The ants seem to favour upper pitchers and rarely colonise lower pitchers. This is likely because terrestrial traps are periodically submerged in water during heavy rains. Flooding of the ants' nest chamber could result in the death of the developing eggs, larvae, and pupae.
C. schmitzi nests solely in the tendrils of N. bicalcarata and rarely ventures onto other plants. The species is completely dependent on N. bicalcarata for food and domicile. N. bicalcarata, on the other hand, is able to survive and reproduce without the presence of the ants; it is a facultative mutualist. This being the case, there appear to be few mature plants over 2 m (6.6 ft) in height not colonised by C. schmitzi.
John Thompson suggests that N. bicalcarata may be the only plant species that obtains nutrients through both insect capture and ant-hosting habits.

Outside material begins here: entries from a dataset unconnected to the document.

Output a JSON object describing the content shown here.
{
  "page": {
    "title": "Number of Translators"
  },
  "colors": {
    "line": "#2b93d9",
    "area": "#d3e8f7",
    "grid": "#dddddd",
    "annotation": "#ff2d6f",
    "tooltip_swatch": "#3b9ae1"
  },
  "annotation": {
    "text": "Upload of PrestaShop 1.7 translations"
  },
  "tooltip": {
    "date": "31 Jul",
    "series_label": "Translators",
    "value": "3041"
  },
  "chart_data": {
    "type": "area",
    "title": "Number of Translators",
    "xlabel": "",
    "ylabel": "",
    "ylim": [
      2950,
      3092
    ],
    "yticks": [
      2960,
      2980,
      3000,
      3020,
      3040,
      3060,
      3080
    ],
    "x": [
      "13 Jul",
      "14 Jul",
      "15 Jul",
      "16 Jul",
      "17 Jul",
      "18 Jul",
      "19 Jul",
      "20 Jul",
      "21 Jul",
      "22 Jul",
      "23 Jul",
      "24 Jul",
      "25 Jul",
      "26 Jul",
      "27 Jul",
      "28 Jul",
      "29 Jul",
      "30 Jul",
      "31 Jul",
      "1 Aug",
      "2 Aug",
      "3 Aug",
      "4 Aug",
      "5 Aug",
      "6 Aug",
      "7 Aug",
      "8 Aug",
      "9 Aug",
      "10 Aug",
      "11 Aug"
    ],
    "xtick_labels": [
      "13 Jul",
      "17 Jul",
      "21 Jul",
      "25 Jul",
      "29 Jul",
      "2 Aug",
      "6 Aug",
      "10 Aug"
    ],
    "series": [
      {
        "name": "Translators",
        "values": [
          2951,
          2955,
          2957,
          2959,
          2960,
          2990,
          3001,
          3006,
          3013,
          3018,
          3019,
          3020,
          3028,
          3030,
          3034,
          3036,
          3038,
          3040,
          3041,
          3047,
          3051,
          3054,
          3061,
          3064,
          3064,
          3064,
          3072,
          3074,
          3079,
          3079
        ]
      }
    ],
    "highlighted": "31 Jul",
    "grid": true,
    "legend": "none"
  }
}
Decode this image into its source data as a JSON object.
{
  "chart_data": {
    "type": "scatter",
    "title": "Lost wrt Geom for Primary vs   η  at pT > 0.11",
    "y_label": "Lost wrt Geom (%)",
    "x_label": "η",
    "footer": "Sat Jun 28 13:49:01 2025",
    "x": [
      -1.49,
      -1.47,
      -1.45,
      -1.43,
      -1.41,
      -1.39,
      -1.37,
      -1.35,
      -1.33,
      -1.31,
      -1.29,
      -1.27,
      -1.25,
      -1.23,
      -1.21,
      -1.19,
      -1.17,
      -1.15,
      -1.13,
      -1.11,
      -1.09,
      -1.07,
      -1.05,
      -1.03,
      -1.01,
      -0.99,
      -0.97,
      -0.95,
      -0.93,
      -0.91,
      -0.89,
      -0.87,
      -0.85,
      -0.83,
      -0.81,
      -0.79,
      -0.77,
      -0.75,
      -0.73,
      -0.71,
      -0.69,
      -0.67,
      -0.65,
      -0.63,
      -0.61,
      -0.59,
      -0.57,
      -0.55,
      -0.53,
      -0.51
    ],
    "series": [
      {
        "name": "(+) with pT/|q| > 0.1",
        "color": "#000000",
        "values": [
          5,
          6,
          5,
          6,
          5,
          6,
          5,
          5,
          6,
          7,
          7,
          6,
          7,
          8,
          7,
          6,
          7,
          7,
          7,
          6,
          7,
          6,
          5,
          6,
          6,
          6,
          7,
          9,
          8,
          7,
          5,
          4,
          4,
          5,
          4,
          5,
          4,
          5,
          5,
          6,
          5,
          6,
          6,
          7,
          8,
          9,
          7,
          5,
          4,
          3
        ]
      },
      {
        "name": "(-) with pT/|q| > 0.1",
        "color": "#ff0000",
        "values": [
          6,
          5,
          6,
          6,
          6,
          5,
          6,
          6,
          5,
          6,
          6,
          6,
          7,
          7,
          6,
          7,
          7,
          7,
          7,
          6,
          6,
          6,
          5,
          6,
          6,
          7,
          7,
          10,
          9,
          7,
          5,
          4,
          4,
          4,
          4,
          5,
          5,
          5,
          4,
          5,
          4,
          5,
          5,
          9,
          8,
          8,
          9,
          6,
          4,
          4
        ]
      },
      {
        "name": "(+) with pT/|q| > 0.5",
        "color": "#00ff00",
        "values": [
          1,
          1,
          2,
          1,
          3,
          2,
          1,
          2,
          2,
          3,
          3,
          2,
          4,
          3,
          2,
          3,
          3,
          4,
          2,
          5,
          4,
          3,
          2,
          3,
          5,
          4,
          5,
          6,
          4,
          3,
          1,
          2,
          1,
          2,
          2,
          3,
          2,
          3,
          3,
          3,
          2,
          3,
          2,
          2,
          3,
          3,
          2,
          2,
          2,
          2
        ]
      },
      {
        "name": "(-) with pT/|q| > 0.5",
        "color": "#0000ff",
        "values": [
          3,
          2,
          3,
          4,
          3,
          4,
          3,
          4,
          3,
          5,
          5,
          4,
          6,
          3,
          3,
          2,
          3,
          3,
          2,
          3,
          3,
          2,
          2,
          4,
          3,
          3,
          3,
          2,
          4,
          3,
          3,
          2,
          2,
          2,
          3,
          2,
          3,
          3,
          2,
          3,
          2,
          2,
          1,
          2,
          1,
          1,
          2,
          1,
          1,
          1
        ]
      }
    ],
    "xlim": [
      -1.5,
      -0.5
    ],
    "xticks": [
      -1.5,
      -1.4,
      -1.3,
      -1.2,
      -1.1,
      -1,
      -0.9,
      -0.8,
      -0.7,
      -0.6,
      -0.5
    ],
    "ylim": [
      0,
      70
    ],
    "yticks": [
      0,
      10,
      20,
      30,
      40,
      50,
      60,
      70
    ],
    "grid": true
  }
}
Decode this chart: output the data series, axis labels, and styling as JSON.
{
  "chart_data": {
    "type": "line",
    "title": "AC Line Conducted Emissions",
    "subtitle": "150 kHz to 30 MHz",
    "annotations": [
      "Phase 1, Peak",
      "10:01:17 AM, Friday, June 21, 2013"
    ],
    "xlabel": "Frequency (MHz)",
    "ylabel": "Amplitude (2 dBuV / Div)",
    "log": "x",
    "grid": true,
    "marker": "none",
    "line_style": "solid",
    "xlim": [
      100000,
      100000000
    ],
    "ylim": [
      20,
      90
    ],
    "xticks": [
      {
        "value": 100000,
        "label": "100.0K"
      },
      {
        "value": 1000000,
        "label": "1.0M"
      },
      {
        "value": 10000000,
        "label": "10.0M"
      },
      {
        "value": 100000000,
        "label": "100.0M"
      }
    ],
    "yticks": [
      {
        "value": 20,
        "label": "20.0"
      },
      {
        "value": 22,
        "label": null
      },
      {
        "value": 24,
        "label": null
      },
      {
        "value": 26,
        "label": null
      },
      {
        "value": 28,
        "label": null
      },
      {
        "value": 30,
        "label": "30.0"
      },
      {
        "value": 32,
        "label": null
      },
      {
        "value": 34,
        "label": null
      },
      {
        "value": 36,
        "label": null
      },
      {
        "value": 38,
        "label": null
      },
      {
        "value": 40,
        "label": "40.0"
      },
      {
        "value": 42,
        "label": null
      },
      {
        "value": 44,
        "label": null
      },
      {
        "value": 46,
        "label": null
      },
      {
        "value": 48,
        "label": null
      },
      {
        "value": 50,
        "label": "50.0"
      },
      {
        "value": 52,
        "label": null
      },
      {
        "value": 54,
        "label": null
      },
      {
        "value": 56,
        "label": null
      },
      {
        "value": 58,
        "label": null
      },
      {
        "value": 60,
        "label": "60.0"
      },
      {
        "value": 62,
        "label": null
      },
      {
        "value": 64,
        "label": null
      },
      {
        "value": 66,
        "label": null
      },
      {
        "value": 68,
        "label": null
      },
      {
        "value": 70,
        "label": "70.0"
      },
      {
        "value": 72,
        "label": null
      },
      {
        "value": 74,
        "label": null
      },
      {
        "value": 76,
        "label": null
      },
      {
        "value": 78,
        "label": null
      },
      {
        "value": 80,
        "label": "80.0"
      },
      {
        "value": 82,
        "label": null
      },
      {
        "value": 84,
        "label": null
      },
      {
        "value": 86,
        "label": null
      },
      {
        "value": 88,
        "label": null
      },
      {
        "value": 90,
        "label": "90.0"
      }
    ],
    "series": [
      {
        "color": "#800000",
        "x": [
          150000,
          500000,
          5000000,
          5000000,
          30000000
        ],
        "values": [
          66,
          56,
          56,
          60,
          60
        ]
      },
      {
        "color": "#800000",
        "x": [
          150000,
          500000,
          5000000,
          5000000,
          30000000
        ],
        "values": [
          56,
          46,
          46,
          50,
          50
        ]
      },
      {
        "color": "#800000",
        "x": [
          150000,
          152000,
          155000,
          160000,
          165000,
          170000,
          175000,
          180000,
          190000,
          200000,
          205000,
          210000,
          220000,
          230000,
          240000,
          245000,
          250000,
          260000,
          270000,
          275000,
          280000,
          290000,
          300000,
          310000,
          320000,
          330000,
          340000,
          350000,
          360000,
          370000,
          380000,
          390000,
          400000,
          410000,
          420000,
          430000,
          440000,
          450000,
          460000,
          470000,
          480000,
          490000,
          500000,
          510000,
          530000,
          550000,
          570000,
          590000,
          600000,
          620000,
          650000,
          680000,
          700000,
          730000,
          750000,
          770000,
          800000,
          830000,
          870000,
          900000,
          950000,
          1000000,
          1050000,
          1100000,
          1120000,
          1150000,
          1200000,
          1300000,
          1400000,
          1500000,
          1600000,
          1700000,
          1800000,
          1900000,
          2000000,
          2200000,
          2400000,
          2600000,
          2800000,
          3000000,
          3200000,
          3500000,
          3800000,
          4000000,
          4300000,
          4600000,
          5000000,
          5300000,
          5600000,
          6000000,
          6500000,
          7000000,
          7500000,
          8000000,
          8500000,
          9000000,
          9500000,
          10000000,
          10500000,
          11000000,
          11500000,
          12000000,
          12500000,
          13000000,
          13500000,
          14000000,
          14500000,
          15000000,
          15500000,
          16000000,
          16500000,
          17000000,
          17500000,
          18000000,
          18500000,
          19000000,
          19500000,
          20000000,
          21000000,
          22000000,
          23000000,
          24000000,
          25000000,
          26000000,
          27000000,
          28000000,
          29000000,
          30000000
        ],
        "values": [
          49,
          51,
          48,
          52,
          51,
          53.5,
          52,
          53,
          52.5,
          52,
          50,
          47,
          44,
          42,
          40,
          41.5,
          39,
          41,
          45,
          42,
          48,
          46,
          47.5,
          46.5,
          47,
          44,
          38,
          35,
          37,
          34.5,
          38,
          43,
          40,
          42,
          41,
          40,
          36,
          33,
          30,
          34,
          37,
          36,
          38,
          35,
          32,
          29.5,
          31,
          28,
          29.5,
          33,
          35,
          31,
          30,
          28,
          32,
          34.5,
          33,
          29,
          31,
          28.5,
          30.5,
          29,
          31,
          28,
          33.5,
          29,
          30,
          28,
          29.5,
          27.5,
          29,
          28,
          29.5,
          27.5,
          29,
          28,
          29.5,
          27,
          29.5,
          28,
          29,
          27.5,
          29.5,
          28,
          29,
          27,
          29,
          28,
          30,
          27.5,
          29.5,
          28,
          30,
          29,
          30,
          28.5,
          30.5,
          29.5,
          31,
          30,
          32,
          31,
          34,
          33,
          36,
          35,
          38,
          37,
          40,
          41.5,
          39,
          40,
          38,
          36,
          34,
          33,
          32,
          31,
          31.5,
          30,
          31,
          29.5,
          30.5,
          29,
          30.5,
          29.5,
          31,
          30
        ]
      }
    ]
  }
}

In addition to Clarke & Kitching (1995), three more theories have been investigated so far to explain the symbiotic relationship between ant and plant. In an exclusion experiment it was shown that plants without C. schmitzi receive greater herbivory damage, and the ants seem to specifically attack a certain weevil (Alcidodes sp.) that feeds on pitcher plants. Furthermore, data has been collected that hints to an aggressiveness of C. schmitzi against prey animals that try to escape from the pitchers, thus enhancing the retention rate. Another mechanism appears to be a host-cleaning behaviour of C. schmitzi: the ants remove debris and mold from the peristome, which thus remains smooth and slippery and has a longer operational lifespan.